When you run a paid advertisement deliberately made up to look like editorial content (under the horrible euphemism “native advertising”) on behalf of a wealthy and powerful criminal conspiracy hiding behind a religious front - an organization that goes after critical journalists by, for example, poisoning their dogs - and in admitting the screw-up you say:
Our decision to pull the campaign should not be interpreted as passing judgment on the advertiser as an organization.
some folks are going to wind up regarding you as unclear on the concept.
The concept, in case you’re genuinely unclear rather than just having to run all your prose past Legal, is “evil.”
It might help clarify matters if you could just for a minute, forget about your goddamned “brand” and concentrate on the simple difference between right and wrong. Or stop quoting Emerson. Emerson, you might recall, was big on Truth, on self-reliance, on “trust thyself.” Branding, not so much.
h/t Jay Rosen, who offers a more thorough discussion.
Footnote Yes, tacitly censoring the comments to make it appear that the readers were taken in made it worse, but no, there was no version of this that could have made it OK. Lie down with dogs; get up with fleas.
” Yes, tacitly censoring the comments ”
If I understand what was going on, for these disguised advertisements, moderation power over comments is actually handed over to the advertiser. So that it wasn’t technically the Atlantic doing this, they just gave the Scientologists the power to do it.
That aside, we agree.
As I recall, the Atlantic claimed that comment moderation was performed by employees of the Atlantic, not by the Cultists Of Clearwater - but that for the sponsored post the comment moderation was done by people on the Marketing staff, not by people on the Editorial side.

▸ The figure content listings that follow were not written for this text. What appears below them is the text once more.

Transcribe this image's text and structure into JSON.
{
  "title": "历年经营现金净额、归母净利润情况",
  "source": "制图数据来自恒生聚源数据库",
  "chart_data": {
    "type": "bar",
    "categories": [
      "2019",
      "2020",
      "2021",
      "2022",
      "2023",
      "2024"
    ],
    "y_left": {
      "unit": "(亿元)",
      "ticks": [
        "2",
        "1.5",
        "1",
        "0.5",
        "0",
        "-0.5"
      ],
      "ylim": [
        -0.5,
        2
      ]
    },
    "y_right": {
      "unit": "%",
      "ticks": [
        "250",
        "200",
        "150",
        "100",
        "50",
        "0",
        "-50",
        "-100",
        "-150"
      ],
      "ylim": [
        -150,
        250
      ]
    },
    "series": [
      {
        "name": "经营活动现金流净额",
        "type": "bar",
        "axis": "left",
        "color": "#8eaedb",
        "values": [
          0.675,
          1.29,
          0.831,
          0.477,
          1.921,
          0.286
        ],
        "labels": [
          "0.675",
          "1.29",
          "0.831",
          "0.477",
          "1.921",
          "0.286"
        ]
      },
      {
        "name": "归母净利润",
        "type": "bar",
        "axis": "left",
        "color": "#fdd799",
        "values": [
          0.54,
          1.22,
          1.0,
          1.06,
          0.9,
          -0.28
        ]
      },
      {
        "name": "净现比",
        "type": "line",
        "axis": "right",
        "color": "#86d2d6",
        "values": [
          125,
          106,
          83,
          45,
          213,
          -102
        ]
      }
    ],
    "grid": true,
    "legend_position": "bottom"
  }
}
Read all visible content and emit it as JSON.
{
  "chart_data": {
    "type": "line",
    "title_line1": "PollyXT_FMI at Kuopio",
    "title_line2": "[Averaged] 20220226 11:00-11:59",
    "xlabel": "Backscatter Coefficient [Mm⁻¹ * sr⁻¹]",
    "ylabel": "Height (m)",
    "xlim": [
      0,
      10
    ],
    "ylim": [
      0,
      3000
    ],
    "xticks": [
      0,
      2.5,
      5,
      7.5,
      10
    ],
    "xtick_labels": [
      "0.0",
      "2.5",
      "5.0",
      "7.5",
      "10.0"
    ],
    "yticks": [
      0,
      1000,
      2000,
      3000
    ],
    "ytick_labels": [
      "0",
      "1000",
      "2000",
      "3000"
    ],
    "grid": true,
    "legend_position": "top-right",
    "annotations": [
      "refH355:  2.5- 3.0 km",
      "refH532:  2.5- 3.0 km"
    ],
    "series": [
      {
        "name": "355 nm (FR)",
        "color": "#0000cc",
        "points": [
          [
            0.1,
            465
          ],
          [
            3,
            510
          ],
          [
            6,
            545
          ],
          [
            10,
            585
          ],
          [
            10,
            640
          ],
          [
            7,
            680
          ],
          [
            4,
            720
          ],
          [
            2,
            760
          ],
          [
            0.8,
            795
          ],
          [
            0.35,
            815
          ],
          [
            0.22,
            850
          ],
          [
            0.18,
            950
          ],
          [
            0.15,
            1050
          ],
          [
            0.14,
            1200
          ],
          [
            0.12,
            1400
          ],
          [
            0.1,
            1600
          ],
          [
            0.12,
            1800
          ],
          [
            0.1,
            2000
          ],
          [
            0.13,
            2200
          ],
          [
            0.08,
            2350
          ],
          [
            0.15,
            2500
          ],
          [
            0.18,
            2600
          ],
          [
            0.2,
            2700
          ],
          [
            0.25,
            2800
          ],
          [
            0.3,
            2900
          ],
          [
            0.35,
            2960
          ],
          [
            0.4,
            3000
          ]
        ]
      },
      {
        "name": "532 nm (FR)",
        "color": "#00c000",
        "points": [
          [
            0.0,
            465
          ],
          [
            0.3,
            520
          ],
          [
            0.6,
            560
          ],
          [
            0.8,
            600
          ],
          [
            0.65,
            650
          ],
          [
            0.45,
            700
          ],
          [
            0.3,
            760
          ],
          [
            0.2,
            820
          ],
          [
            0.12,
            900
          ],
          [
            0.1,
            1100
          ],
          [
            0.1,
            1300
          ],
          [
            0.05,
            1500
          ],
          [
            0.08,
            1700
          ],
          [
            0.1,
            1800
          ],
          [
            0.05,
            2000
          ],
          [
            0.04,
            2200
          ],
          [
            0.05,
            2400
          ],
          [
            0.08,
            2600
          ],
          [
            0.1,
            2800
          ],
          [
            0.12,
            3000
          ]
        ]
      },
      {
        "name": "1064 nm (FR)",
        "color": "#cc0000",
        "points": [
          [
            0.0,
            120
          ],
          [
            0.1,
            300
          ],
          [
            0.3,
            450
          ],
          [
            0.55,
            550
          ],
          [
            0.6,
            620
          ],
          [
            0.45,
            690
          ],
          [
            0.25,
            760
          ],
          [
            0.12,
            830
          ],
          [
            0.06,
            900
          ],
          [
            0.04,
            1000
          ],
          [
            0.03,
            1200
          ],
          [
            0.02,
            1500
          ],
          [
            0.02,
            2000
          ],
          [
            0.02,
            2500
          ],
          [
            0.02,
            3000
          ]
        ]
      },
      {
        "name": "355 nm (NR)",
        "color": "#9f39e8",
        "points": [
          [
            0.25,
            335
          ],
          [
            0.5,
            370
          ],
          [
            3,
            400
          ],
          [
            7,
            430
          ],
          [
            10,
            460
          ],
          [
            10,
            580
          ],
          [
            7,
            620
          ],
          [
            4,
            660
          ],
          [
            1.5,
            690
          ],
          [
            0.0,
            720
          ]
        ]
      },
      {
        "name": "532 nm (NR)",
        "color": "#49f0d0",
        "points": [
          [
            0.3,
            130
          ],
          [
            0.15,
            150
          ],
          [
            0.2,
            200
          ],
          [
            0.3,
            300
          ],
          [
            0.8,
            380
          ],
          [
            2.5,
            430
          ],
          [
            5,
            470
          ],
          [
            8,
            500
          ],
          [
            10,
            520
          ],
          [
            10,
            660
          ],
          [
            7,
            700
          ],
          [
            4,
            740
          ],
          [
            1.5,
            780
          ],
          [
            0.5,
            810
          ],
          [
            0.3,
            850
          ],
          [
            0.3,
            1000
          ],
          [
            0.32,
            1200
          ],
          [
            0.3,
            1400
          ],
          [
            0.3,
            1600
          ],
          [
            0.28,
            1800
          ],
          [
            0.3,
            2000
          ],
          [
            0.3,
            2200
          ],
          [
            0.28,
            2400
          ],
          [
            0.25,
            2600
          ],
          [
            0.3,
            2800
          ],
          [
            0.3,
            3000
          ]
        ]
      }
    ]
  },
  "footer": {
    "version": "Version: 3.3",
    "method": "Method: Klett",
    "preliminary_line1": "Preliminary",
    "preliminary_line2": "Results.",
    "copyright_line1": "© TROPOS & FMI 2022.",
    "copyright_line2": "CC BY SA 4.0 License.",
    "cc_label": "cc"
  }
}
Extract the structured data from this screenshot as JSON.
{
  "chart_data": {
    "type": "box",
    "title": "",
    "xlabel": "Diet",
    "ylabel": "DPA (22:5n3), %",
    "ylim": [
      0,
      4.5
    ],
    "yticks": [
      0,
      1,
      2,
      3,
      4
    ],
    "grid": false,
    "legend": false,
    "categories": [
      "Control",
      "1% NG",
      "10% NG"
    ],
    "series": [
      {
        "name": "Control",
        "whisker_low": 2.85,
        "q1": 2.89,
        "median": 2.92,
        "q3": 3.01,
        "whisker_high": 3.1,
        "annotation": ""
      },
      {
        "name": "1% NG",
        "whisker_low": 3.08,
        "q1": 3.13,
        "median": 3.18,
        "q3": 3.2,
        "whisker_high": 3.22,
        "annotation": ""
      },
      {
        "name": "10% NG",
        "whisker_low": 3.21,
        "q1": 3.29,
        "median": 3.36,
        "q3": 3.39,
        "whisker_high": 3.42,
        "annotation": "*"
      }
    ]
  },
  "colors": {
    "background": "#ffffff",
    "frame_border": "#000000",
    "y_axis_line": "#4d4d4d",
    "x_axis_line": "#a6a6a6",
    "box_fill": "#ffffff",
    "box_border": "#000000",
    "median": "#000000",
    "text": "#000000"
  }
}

Knowing Scientology, I wouldn’t rule out that the members of the marketing staff WERE Scientologists. That would make this whole episode fit their M.O.
Brett, for morall purposes, that’s the same thing.
For moral purposes, yes, but it’s always a good idea to get the facts right.
It is good to get clear on who exactly would do it. However, I would also say that handing comment moderation over to the Scientologists, who the editors could not possibly fail to realize would tacitly censor comments, probably counts as tacitly censoring comments even on technical grounds.
Where does corporate speak come from? The lawyers? The branders? Obscure journo conventions? Insecure businesscritters who think it sounds grownup? Don’t they understand that normal folk, when hearing this babble, think “snake”?
Politicians do much better at this kind of stuff. When they wish to say nothing much in particular, they usually manage to say their nothing in strong simple language. And many of them are good at saying the opposite of the way they sound. The content may be disgusting, but at least the tone is not ophidian. Bill Clinton was a master of this, but even George Bush had some competence at it. Even a Sarah Palin word salad is better.
A “Sarah Palin word salad” is, to a first approximation, the most awful possible torture of the English language. I’d rather listen simultaneously to the whir of a dentist’s drill AND fingernails run across chalkboard…
Our comments now appear to have a tag with the obscure name “Feature Bury”. Is this also an oubliette for embarrassing mistakes?
I agree that allowing the Scientologists to place sponsored content was a big mistake, but it does lead to the question, which I have yet to see addressed satisfactorily, of when is such an advertisement appropriate and when not. I assume that both the entity placing the content and the content itself factor in here, but what guidelines should the Atlantic (or any other publication for that matter) adopt?
I have to say that the distinction that Jay Rosen makes between “attack” and “raising an alarm” is somewhat specious. Since this mistake was published, for all the world to see, we didn’t need the Atlantic writers to “raise an alarm”; the issue was out there anyway. I’m not saying that the writers were wrong to object, and in fact I think that James Fallows hit just the right tone in his comments, but let’s not kid ourselves that Atlantic writers were acting like Paul Reveres here.
I don’t actually have a problem with somebody running an advertisement for Scientology, especially if they have the sense to run it next to an expose of that ‘religion’s’ shady practices. But a good guideline here is, “If you’re going to run advertisements designed to look like your own editorial product, better make sure they come from people you want to be joined at the hip to.”
I hate that “lie down with dogs” maxim. I’ve been sleeping with a dog for many years, and neither of the dogs I’ve slept with has given me so much as one flea. Get a different metaphor, please.
Sorry, Herschel, but God says I have to come and kill you. Exodus 22:19 reads, “Whosoever lieth with a beast shall surely be put to death.” Nothing personal, you know, but God’s word is God’s word. Hope you don’t mind.
I myself love dogs, but God does not; Revelation 22:15 says that they are not allowed into the new heaven and earth, excluding from the Holy City “dogs, and sorcerers, and whoremongers, and murderers, and idolaters.”
We must not allow our personal feelings to prevent us from doing our duty.
Mr. Whitney, Larry David wants to talk to you.
I wonder how much money they got for that post (before they presumably had to return it). If they had trousered some truly enormous pile (say, enough to run the magazine for months) openly admitting it might have been a plausible response. Instead, they don’t even have the Jabez Stone defense.